In how many ways can you make this stick?

[vuslouui]

Hello, I am wondering about this question:

Assume that we have 10 marshmallows, 80 bananas, and 50 peaches.
Your task is to first put 3 marshmallows on a stick, then 2 bananas,
and finally 4 peaches. In how many ways can you make this stick?

The stick can be made in 9! / (4! x 3! x 2!) ways. Is this answer correct? The question confuses me a bit.

 

[tkhunny]

Your problem statement seems to suggest that the items are sequential, as defined. In other words, You CANNOT get banana, marshmallow.

Can we distinguish the peaches from one another?

 

[Deleted member 4993]

Hello, I am wondering about this question:

Assume that we have 10 marshmallows, 80 bananas, and 50 peaches.
Your task is to first put 3 marshmallows on a stick, then 2 bananas,
and finally 4 peaches. In how many ways can you make this stick?

The stick can be made in 9! / (4! x 3! x 2!) ways. Is this answer correct? The question confuses me a bit.

Looks good to me.

 

[vuslouui]

Can we distinguish the peaches from one another?

I cannot answer this I just have the task.

Looks good to me.

So, I can assume that my solution is correct?

 

[Steven G]

I wouldn't 2nd guess Subhotosh Khan.

 

[Deleted member 4993]

I cannot answer this I just have the task.
So, I can assume that my solution is correct?
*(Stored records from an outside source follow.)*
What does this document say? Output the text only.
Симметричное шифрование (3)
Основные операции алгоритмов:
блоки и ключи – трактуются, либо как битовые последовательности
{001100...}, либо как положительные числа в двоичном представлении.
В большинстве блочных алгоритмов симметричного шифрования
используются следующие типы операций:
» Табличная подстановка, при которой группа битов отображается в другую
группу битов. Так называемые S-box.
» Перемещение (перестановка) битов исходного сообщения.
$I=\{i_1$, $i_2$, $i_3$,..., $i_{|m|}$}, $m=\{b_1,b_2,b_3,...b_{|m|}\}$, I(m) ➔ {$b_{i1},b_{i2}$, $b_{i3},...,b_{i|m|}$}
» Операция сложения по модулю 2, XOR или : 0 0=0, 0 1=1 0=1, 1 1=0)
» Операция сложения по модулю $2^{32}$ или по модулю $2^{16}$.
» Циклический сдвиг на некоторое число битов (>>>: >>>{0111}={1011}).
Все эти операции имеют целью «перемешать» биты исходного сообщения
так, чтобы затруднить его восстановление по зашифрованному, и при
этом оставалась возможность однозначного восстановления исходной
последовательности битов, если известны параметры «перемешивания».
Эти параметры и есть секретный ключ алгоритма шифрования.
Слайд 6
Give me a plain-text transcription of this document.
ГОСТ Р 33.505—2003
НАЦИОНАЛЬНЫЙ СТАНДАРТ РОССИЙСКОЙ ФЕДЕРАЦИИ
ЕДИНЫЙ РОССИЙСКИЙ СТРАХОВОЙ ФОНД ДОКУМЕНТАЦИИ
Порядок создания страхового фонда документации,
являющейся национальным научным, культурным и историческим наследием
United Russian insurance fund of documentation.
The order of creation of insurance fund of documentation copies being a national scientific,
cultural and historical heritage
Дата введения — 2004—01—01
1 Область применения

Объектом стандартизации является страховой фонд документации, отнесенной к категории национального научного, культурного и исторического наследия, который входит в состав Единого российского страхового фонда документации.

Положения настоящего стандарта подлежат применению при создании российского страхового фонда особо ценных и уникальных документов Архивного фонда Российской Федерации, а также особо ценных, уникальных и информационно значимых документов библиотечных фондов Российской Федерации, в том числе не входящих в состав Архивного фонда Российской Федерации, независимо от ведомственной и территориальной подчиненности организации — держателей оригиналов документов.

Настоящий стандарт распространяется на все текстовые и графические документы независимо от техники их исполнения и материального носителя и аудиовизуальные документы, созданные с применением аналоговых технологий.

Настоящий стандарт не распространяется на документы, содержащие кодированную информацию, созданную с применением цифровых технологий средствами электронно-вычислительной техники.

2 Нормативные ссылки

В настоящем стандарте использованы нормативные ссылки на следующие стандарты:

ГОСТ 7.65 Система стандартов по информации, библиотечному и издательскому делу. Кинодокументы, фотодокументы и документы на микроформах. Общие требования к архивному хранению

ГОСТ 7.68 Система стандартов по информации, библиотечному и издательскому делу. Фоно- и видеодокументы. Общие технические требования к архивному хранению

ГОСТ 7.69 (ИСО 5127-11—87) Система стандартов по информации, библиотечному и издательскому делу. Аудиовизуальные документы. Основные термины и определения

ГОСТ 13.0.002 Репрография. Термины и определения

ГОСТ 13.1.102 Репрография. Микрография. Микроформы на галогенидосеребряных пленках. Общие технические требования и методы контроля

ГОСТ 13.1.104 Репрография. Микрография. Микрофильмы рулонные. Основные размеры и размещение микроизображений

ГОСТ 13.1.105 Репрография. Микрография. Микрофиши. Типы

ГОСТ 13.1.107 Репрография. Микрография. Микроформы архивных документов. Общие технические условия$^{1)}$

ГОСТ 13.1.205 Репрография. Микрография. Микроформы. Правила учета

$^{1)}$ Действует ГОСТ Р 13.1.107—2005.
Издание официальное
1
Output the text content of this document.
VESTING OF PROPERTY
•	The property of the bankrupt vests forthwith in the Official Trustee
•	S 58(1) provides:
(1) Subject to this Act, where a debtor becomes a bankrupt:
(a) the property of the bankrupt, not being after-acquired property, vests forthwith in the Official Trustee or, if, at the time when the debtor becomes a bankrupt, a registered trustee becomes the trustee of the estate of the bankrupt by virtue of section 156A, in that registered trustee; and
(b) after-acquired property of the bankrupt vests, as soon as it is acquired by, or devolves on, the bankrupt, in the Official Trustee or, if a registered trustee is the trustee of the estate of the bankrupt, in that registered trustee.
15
Why are you not sure about your work?!

 

[pka]

Assume that we have 10 marshmallows, 80 bananas, and 50 peaches.
Your task is to first put 3 marshmallows on a stick, then 2 bananas,
and finally 4 peaches. In how many ways can you make this stick?
The stick can be made in \(\dfrac{9!}{4! \cdot 3! \cdot 2!}\) ways. Is this answer correct? The question confuses me a bit.

That answer is correct if we assume that each kind of fruit is indistinguishable from one another in the same kind.
But I wonder why the author went to the trouble to vary the numbers?

 

[lookagain]

Hello, I am wondering about this question:

Assume that we have 10 marshmallows, 80 bananas, and 50 peaches.
Your task is to first put 3 marshmallows on a stick, then 2 bananas,
and finally 4 peaches. In how many ways can you make this stick?

I interpreted the problem as you're going to choose 3 marshmallows out of 80 and place them on the stick. Then choose 2 bananas out of 80 and place them on the stick next to the marshmallows. Finally, choose 4 peaches out of 50 and place
them next to the bananas on the stick.

(10 C 3)*(80 C 2)*(50 C 4) =

 

[Dr.Peterson]

I interpreted the problem as you're going to choose 3 marshmallows out of 80 and place them on the stick. Then choose 2 bananas out of 80 and place them on the stick next to the marshmallows. Finally, choose 4 peaches out of 50 and place
them next to the bananas on the stick.

(10 C 3)*(80 C 2)*(50 C 4) =

Really, the problem is just very poorly stated.

Since the number of each item available is given, they are presumed to be distinguishable; since it explicitly says "first ... then ... finally", the order of the types is fixed, but position is relevant. So I'd say (10 P 3)*(80 P 2)*(50 P 4).

On the other hand, nothing is said at all about making the stick itself! Maybe there's only one way to do that.